Qué raro que aquí siempre haya niebla… —comentó D’Agosta mientras el gran Rolls zumbaba por la carretera de un solo carril que cruzaba Little Governor’s Island.
—Debe de salir de las marismas —murmuró Pendergast.
D’Agosta miró por la ventanilla. En efecto, las marismas se perdían en la oscuridad, exhalando vapores miasmáticos que se rizaban y flotaban por los juncos y eneas, frente al incongruente telón de fondo del skyline de Manhattan. Tras una larga hilera de árboles secos, llegaron a una verja de hierro, con una placa de bronce.
HOSPITAL MOUNT MERCY
PARA DELINCUENTES PSICÓTICOS
El coche frenó al acercarse a la garita, por cuya puerta salió un hombre uniformado.
—Buenas noches, señor Pendergast —saludó, como si no le sorprendiera que llegasen tan tarde—. ¿Viene a ver a la señorita Cornelia?
—Buenas noches, señor Gott. Sí, gracias. Tenemos una cita.
Un ruido grave anunció la apertura de las dos hojas de la verja.
—Que tengan buenas noches —dijo el vigilante.
Proctor llevó el coche al pabellón principal, un edificio enorme, neogótico, de ladrillo marrón, que se erguía cual severo centinela entre oscuros y pesados abetos, doblegados por el peso de sus viejas ramas.
Entraron en el aparcamiento para visitantes. En cuestión de minutos, D’Agosta se encontró siguiendo a un médico por los largos pasillos de baldosas del hospital. Antiguo sanatorio para tuberculosos (el mayor de Nueva York), Mount Mercy se había reconvertido en un hospital de alta seguridad para asesinos y otros delincuentes violentos absueltos por motivos de salud mental.

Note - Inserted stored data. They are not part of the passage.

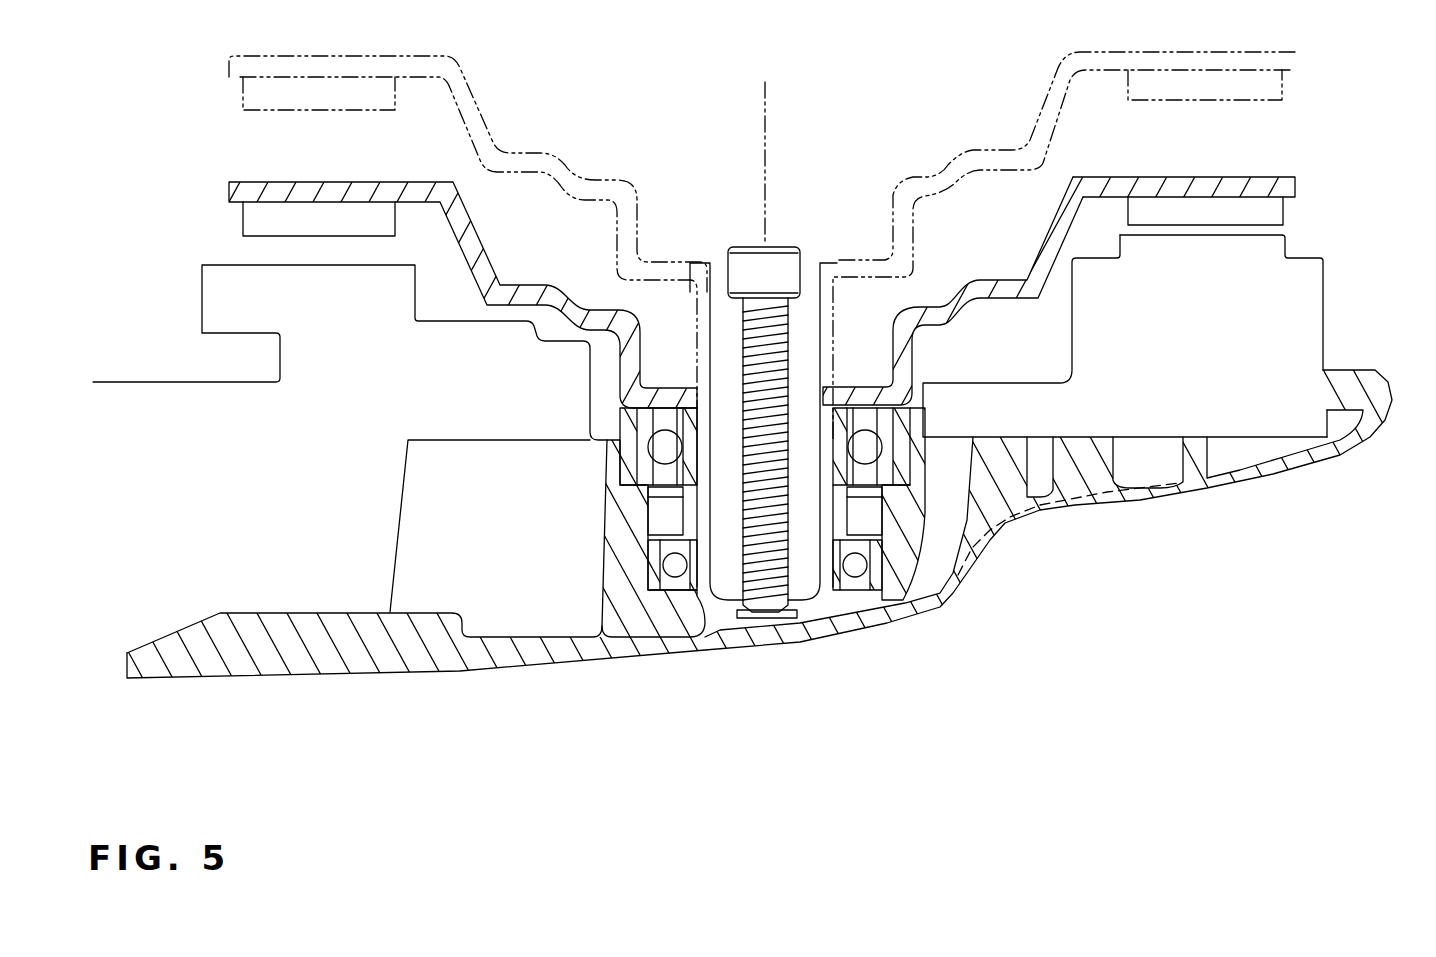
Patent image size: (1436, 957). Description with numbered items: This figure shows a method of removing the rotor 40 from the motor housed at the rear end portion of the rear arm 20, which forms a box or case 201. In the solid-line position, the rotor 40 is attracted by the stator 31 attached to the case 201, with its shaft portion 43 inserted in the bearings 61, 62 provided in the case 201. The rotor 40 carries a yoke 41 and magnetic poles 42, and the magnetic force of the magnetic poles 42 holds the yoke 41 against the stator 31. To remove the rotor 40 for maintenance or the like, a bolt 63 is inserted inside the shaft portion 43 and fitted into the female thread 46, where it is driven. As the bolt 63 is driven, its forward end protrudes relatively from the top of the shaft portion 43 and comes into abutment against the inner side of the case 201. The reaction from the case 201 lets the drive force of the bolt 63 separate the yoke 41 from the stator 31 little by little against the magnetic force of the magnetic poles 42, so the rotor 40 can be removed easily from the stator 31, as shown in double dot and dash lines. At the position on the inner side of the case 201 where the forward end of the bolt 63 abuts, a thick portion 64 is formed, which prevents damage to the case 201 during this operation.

The rear arm 20 is at (1265, 492).
The case 201 is at (1173, 511).
The stator 31 is at (1323, 303).
The rotor 40 is at (1293, 176).
The yoke 41 is at (1103, 176).
The magnetic poles 42 is at (1285, 206).
The shaft portion 43 is at (687, 634).
The female thread 46 is at (800, 616).
The bearing 61 is at (877, 602).
The bearing 62 is at (948, 602).
The bolt 63 is at (747, 245).
The thick portion 64 is at (722, 622).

—¿Cómo está ella? —preguntó Pendergast.
—Igual —fue la lacónica respuesta.
Se les unieron dos vigilantes. El recorrido por aquellos pasillos donde resonaba todo finalizó ante una puerta de acero, dotada de una ventanilla con barrotes. Un vigilante la abrió con llave. Pasaron a la pequeña sala de seguridad que D’Agosta recordaba de su primera visita, en enero pasado, junto a Laura Hayward. Parecían haber pasado años, aunque la habitación seguía idéntica, con sus muebles de plástico fijados al suelo con tornillos y sus paredes verdes sin cuadros ni ningún tipo de adorno.
Los dos auxiliares desaparecieron al fondo, por una puerta maciza de metal. Al cabo de uno o dos minutos, D’Agosta oyó acercarse un chirrido. Uno de los vigilantes regresó empujando una silla de ruedas. La anciana iba vestida con severidad victoriana, de riguroso luto, con un vestido negro de tafetán y encaje del mismo color, que susurraba al menor movimiento. A pesar de todo, D’Agosta vio que debajo había una camisa de fuerza blanca de cinco puntos.

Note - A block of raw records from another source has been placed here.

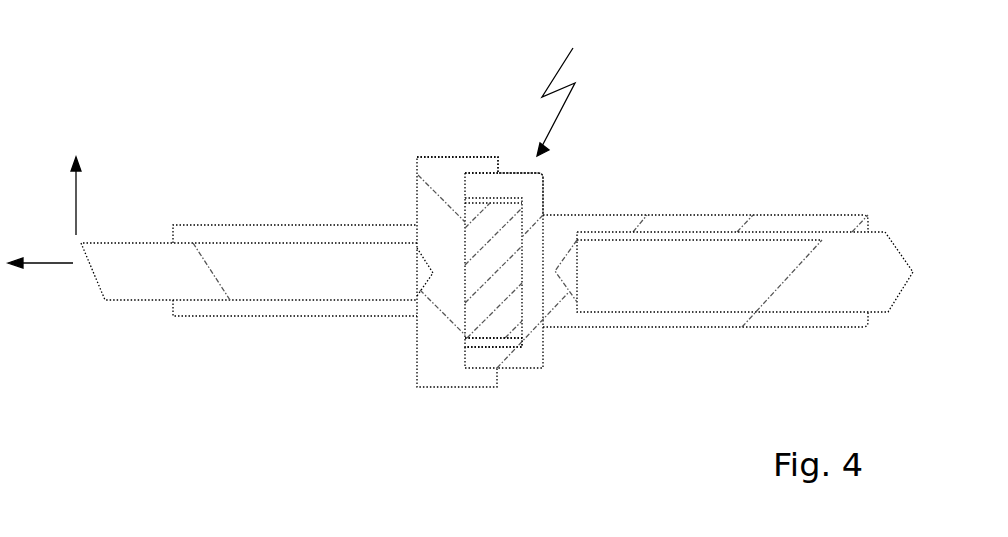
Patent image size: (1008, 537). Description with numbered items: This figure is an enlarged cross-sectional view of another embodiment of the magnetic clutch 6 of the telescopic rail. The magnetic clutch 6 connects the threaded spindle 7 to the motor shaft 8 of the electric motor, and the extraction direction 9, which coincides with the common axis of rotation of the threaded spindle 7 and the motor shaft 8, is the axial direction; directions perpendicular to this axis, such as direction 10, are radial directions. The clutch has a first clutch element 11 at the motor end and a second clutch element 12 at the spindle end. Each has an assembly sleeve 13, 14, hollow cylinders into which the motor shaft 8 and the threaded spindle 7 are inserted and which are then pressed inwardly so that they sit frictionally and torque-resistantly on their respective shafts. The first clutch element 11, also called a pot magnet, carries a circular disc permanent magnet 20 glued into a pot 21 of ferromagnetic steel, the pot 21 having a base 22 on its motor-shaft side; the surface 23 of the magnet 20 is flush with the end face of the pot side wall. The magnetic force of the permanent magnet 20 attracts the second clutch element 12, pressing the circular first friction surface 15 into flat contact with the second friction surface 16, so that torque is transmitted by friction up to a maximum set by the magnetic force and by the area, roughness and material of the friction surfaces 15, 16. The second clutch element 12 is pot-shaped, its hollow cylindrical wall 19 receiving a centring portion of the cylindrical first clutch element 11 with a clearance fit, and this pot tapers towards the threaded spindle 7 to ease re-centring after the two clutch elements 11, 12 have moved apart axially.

The magnetic clutch 6 is at (570, 95).
The threaded spindle 7 is at (175, 268).
The motor shaft 8 is at (723, 263).
The extraction direction 9 is at (55, 263).
The radial direction 10 is at (76, 215).
The first clutch element 11 is at (527, 355).
The second clutch element 12 is at (420, 355).
The assembly sleeve 13 is at (738, 328).
The assembly sleeve 14 is at (252, 312).
The first friction surface 15 is at (447, 340).
The second friction surface 16 is at (467, 198).
The hollow cylindrical wall 19 is at (473, 157).
The permanent magnet 20 is at (488, 285).
The pot 21 is at (522, 190).
The base 22 is at (537, 248).
The surface 23 is at (469, 245).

—Levantadme el velo —ordenó una voz temblorosa.
Uno de los auxiliares obedeció, dejando a la vista un rostro particularmente arrugado y lleno de malicia. D’Agosta fue sometido al exhaustivo análisis de dos pequeños ojos negros, que por alguna razón le recordaron los de las serpientes. Tras un esbozo de sonrisa, sardónica señal de reconocimiento, los ojos vivarachos enfocaron a Pendergast.
El inspector dio un paso.
—¿Señor Pendergast? —dijo secamente el médico—. Supongo que no tendré que recordarle que mantenga las distancias.
Al oír el apellido, la anciana pareció sobresaltarse.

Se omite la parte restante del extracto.